A day or so of medical attention does not address the underlying problems that compel people to bed down in subways and on the streets: a lack of both affordable housing and access to a continuum of voluntary mental health care. Involuntary hospitalization is a strategy with no end game.

Hospitalization is temporary by nature; patients cannot remain indefinitely and, in most cases, are discharged without being connected to housing or ongoing treatment and soon wind up back on the street. Moreover, people taken into psychiatric care against their will are often traumatized by that experience and become more resistant to future offers of actual aid and care.

Adams touts the city’s success in having conducted more than 7,000 involuntary removals last year — but the report has no data on how many people were subject to repeated involuntary transport or how many were connected to housing or long-term treatment. Until permanent housing and continued access to psychiatric care become part of the equation, nothing will change.

Even when people voluntarily seek mental health care, the city doesn’t deliver on the promise — there are currently more than 1,400 people stuck on long waiting lists for such care. The Coalition for the Homeless has clients who have waited more than a year to be connected with a mobile mental health care team.

But the solution to the endlessly revolving door between the streets, hospitals, and shelters has already been successfully test-driven. Chronic homelessness among veterans has been effectively eliminated in New York City through an integrated effort to connect veterans to housing and supportive services. One of the reasons this effort was successful is the city’s elimination of barriers that make it difficult for people with mental illness to access housing and services that meet the needs of each individual.

This is demonstrably different from the city’s current approach, which has failed. Out of 955 street homeless people tracked by the city over several months last year — all of whom were approved for supporting housing — only 18% (175) were successfully placed in housing units. 

There are currently around 4,000 vacant supportive housing beds in New York City that could be used to ensure that no homeless individual with severe mental illness is simply discharged back to a subway platform after being brought to the hospital for assessment.

By guaranteeing stable housing placement for these individuals, and by adding at least 14 new Flexible Assertive Community Treatment (ACT) teams and additional Intensive Mobile Treatment (IMT) teams — which successfully provide intensive, flexible support and treatment to patients who have not had success in traditional health systems — New Yorkers will see a difference in their communities and, more importantly, those most in need of housing and care will be housed, stabilized and connected with the services they want and need. It’s a win-win.

Gov.
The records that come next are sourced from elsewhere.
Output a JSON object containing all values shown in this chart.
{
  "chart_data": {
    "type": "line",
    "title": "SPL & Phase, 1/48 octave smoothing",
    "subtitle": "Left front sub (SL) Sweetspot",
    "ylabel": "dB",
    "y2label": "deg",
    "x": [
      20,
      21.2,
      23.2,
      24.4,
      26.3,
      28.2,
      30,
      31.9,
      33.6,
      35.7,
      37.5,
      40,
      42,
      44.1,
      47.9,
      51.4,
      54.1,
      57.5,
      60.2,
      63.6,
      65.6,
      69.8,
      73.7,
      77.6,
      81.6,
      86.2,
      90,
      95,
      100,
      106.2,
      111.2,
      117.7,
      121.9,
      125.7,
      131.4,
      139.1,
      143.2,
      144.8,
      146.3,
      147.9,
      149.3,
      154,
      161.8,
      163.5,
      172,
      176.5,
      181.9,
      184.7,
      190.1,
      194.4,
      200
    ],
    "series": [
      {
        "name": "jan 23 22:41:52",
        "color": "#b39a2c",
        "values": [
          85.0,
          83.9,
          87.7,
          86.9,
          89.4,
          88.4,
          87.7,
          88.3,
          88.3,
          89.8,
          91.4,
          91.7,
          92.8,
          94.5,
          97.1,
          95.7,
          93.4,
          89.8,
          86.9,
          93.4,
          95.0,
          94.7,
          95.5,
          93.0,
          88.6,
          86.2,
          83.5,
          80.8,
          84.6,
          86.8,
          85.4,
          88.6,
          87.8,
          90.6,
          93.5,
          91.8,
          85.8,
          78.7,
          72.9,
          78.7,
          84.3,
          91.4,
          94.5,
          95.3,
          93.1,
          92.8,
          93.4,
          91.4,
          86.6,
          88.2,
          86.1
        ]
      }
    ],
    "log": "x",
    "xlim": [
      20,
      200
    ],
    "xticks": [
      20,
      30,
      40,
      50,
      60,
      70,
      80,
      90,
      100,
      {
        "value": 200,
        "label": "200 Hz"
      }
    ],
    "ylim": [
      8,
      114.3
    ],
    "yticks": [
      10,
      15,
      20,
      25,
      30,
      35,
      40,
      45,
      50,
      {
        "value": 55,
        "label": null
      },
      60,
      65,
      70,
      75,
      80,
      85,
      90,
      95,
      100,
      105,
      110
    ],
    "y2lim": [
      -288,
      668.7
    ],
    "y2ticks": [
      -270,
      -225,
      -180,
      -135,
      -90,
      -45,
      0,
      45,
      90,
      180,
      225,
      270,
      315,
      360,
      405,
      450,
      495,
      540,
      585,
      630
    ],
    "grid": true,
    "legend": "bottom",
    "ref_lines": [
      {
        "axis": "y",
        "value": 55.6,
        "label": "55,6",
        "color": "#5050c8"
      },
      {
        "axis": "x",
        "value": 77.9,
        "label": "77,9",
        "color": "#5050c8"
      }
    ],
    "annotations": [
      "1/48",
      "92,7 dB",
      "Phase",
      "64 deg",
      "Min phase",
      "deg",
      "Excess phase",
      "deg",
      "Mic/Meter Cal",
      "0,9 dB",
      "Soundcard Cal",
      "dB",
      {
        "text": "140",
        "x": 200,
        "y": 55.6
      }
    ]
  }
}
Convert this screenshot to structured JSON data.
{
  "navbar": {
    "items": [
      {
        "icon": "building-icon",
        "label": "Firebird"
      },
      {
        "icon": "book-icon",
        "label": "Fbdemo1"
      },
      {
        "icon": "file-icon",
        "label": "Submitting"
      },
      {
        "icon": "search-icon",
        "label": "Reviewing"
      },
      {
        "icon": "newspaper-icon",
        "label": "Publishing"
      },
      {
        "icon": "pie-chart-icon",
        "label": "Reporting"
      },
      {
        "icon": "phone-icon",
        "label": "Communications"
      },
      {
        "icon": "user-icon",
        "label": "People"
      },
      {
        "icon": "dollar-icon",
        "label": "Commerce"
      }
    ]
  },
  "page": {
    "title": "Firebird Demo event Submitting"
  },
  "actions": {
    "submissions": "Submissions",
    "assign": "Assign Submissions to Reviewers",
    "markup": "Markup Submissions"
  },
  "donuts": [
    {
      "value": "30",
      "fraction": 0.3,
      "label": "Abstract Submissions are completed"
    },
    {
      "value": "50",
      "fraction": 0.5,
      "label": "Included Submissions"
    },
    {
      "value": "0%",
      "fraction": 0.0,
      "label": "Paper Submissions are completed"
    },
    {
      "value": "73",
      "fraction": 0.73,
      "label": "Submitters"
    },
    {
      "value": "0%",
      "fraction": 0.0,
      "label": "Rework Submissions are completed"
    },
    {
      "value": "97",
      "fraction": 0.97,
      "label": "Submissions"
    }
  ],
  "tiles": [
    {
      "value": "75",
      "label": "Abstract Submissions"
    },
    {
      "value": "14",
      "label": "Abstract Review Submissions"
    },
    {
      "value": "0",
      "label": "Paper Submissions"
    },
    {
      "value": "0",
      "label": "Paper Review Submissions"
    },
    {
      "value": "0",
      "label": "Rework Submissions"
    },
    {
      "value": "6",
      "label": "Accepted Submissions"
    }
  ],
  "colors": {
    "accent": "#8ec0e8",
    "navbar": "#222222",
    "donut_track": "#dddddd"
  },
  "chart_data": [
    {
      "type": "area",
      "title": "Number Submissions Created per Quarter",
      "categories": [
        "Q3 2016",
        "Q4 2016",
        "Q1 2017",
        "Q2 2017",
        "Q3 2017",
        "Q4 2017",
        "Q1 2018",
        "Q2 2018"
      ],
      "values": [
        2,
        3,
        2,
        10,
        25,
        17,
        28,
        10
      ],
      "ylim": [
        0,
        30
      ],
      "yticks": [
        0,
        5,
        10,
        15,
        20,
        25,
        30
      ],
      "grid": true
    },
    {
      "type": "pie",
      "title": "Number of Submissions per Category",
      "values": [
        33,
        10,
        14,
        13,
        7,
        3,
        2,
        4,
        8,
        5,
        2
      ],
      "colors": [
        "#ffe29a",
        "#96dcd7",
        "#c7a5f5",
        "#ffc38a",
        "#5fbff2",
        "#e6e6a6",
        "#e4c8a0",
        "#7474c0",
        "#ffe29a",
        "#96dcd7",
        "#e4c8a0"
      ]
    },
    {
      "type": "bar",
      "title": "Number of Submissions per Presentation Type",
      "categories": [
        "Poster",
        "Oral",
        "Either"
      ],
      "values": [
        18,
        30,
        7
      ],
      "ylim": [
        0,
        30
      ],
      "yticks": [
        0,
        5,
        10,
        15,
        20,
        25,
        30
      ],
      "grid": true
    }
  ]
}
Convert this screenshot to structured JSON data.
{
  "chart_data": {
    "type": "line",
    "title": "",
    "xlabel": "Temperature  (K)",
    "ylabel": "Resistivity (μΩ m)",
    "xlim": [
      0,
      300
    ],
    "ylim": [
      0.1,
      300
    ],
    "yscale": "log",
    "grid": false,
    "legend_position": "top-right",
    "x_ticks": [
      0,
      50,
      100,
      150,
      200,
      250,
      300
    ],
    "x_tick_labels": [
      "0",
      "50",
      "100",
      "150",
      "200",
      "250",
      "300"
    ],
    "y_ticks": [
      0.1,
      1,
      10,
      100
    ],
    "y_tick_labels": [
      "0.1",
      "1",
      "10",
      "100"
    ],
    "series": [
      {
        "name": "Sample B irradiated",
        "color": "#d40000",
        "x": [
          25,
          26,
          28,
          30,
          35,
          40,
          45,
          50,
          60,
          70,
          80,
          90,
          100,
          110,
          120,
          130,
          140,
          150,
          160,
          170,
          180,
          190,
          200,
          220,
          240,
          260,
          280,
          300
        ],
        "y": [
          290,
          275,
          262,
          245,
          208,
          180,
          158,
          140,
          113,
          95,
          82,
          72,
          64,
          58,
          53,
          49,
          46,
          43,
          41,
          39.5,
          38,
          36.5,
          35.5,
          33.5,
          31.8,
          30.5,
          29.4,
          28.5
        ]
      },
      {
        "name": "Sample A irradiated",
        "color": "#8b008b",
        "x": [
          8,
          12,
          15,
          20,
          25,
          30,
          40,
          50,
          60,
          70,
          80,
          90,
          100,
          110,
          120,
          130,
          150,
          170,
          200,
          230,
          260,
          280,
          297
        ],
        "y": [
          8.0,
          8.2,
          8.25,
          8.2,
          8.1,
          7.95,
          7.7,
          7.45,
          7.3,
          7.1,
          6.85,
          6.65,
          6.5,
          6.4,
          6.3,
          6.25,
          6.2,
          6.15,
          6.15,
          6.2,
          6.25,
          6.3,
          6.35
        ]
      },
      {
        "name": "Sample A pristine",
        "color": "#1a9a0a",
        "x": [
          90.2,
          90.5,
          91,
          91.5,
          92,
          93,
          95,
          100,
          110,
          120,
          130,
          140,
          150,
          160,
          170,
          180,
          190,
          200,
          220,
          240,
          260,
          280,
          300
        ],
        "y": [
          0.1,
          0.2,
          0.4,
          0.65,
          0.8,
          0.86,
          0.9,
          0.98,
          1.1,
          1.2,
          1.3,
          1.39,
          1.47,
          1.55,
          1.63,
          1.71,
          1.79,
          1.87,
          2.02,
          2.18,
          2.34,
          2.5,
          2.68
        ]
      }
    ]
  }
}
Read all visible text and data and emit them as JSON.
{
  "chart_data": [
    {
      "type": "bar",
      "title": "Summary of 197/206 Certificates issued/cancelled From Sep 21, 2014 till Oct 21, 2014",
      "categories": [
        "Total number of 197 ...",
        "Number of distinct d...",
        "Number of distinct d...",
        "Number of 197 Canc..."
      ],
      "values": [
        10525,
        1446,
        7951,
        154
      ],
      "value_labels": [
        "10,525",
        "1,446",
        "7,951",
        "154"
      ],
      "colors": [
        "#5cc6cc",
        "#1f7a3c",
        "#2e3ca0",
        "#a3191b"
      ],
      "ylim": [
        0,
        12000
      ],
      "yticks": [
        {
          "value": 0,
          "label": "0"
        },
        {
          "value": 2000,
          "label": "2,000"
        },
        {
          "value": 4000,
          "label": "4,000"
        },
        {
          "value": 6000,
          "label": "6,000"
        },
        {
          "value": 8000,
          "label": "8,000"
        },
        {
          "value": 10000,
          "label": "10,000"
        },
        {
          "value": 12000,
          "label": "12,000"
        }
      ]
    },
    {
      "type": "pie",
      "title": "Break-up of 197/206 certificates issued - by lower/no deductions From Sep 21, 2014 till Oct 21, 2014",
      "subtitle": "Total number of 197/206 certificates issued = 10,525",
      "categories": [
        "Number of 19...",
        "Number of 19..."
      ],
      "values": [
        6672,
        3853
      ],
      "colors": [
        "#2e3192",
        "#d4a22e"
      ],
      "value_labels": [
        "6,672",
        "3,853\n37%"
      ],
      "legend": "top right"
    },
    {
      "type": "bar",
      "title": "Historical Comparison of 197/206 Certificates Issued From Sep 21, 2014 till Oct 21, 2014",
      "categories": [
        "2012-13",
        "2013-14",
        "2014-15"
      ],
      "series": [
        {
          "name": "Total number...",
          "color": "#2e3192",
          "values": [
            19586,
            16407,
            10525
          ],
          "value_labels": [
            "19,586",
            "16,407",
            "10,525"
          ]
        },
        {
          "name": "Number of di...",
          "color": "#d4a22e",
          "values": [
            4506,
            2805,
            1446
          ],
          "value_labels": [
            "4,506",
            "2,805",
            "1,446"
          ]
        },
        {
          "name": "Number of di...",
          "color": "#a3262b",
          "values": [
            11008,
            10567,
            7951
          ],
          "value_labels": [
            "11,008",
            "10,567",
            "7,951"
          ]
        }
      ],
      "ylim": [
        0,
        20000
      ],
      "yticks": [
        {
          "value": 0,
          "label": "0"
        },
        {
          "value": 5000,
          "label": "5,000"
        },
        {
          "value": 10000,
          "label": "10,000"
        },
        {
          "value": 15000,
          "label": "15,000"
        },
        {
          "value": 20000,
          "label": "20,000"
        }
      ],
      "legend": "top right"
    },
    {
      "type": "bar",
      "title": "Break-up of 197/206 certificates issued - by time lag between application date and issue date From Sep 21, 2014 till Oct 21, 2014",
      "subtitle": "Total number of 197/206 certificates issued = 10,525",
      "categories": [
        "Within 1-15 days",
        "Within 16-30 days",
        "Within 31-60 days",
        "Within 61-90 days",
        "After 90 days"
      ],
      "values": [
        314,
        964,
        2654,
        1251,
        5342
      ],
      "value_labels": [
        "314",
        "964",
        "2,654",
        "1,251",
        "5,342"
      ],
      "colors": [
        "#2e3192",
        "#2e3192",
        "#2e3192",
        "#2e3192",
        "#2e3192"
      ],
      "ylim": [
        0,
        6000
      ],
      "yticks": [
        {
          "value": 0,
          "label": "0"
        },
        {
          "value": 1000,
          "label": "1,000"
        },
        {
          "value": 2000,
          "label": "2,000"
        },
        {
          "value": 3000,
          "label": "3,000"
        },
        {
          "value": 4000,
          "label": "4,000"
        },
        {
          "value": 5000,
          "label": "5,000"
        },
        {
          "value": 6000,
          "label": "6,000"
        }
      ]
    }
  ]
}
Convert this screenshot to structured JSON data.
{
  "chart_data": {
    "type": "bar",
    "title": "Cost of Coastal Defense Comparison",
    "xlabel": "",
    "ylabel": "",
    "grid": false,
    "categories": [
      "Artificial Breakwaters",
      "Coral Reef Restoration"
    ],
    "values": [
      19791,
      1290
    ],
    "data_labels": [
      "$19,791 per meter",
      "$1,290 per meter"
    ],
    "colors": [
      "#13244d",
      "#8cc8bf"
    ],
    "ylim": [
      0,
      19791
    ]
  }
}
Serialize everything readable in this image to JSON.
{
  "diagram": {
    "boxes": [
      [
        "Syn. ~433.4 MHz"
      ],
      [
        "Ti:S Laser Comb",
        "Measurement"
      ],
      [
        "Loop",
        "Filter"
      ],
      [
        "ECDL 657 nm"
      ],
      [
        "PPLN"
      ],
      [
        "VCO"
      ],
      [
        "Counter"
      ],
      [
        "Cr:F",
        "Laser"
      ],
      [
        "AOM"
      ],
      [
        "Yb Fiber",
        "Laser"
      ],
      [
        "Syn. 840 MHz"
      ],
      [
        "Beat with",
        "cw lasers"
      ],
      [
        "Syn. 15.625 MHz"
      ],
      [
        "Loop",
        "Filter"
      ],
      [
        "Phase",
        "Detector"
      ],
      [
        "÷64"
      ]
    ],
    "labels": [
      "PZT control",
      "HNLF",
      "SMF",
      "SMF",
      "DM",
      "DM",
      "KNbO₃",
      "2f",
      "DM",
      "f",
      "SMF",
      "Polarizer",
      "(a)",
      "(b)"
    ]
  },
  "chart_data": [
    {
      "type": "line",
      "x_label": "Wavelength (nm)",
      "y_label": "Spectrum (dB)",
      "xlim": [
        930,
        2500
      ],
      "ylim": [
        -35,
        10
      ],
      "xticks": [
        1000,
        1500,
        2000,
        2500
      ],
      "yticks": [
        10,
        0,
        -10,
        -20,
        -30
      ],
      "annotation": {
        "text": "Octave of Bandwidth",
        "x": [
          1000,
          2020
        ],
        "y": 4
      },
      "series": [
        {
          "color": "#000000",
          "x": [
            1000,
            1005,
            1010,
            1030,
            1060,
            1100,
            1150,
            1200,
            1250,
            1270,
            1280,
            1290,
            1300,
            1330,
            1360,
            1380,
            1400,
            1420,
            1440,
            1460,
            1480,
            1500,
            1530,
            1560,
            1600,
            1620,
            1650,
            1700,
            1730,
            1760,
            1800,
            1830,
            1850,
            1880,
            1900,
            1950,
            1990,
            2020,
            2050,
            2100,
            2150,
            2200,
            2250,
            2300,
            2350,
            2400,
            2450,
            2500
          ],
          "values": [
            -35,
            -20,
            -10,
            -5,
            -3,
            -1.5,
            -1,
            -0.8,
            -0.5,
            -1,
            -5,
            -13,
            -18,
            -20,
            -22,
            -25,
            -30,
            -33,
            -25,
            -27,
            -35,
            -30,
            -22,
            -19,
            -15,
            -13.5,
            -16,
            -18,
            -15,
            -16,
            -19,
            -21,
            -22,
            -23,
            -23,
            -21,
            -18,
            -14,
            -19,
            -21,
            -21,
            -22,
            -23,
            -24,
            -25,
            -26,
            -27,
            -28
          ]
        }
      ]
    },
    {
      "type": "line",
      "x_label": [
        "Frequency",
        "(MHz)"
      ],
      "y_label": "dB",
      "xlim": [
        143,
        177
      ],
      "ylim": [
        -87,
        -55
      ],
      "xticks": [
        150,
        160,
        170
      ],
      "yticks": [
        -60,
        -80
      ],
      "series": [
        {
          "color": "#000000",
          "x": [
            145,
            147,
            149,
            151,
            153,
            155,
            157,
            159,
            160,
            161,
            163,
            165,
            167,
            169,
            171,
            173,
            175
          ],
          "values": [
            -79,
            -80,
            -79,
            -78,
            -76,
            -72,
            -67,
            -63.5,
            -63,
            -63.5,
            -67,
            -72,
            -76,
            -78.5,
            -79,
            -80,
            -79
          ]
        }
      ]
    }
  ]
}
Hochul and the mayor can build on the dramatic success that New York has already achieved in ending chronic veteran homelessness and use existing, available resources to expand this model and to help unhoused New Yorkers with mental illness. Any homeless person involuntarily taken to a hospital for evaluation must be treated humanely and connected to stable housing upon discharge. This is the end game. Permanent housing is what creates long-term stability and makes consistent mental health care, substance use treatment, and employment counseling possible.

The governor and state legislators have the power right now to effectively deal with this crisis beyond the surface of simply removing people experiencing a mental illness crisis from sight. That is both the right thing to do and the most politically popular option: A recent poll found that 56% of New York City voters favored community-based mental health support, compared to just 38% support for involuntary hospitalization. All the puzzle pieces are at hand; they just need to put them together. The real question for our elected officials in Albany and City Hall is: “What are they waiting for?”

Giffen is executive director of the Coalition for the Homeless.